Android Studio Electric Eel Release Celebration
Article Summary
Roger Hu from Square reveals how Android Studio Electric Eel slashed their sync times by 60%. For a team managing 3,000+ Gradle subprojects, that's not just faster—it's 1,600 hours of developer time saved annually.
Square's mobile team has been battling IDE sync times that ballooned to 9 minutes as their codebase grew to 4,400 modules. With Electric Eel's new parallel project import feature, they finally got relief. This post details their journey from pain point to solution, including the patches and benchmarks they contributed to make it work.
Key Takeaways
- Sync times dropped from 9 minutes to 3.5 minutes on 3,000+ Gradle subprojects
- Square contributed memory leak fixes and patches to Electric Eel release candidates
- Built CI pipeline testing 72+ permutations of Kotlin, AGP, Gradle, and IDE versions
- Codebase grew 144% to 4,400 modules over two years, doubling sync times
Android Studio Electric Eel's parallel import feature saves Square's developers 1,600 hours per year by cutting sync times 60% on massive codebases.
About This Article
Square had 60,000 lines of build logic that depended on Android Gradle Plugin APIs that were changing fast. The code wasn't well tested, and their single-threaded sync mechanism was becoming a bottleneck as the codebase grew.
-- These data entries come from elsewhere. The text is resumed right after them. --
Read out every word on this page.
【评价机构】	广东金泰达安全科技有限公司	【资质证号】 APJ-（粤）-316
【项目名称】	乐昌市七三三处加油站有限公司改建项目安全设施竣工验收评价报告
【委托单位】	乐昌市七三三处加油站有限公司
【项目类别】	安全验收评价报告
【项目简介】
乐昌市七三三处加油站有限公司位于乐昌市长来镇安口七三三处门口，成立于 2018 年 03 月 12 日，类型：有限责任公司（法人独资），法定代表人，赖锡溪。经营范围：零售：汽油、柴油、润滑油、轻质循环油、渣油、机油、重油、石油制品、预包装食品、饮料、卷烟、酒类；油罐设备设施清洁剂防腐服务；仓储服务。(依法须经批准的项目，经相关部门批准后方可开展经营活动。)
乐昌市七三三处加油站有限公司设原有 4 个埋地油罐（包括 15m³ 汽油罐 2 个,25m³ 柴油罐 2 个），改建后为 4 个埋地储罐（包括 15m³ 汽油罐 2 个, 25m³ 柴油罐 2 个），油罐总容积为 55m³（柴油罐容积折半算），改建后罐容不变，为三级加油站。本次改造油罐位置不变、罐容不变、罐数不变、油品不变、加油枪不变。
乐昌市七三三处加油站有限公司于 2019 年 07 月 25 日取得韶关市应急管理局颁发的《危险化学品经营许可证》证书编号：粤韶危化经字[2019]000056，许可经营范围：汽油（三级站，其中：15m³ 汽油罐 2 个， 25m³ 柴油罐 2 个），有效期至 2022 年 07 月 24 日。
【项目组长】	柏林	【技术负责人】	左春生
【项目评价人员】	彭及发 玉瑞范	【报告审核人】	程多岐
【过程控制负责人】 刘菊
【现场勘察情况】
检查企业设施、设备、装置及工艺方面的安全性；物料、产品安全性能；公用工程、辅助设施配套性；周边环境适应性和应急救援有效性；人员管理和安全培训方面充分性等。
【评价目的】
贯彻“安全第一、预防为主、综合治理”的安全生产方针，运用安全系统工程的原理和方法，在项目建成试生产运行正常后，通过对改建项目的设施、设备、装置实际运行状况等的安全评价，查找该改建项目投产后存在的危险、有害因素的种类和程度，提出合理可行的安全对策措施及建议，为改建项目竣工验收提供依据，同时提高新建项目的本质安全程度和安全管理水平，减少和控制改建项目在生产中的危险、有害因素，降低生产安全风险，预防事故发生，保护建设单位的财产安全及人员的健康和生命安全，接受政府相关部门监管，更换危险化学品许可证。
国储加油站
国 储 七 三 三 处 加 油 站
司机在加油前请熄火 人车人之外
Tony Robalik and Paul Hundal rewrote the build logic to use new parallel model building APIs from Gradle and Google. Pierre-Yves Ricau also found and fixed a critical memory leak in Electric Eel preview versions.
Michael Yoon's CI pipeline tested 72+ permutations of Kotlin, AGP, Gradle, and IDE versions using the Gradle Profiler tool. This gave the team confidence that the improvements would work across Square's complex development environment.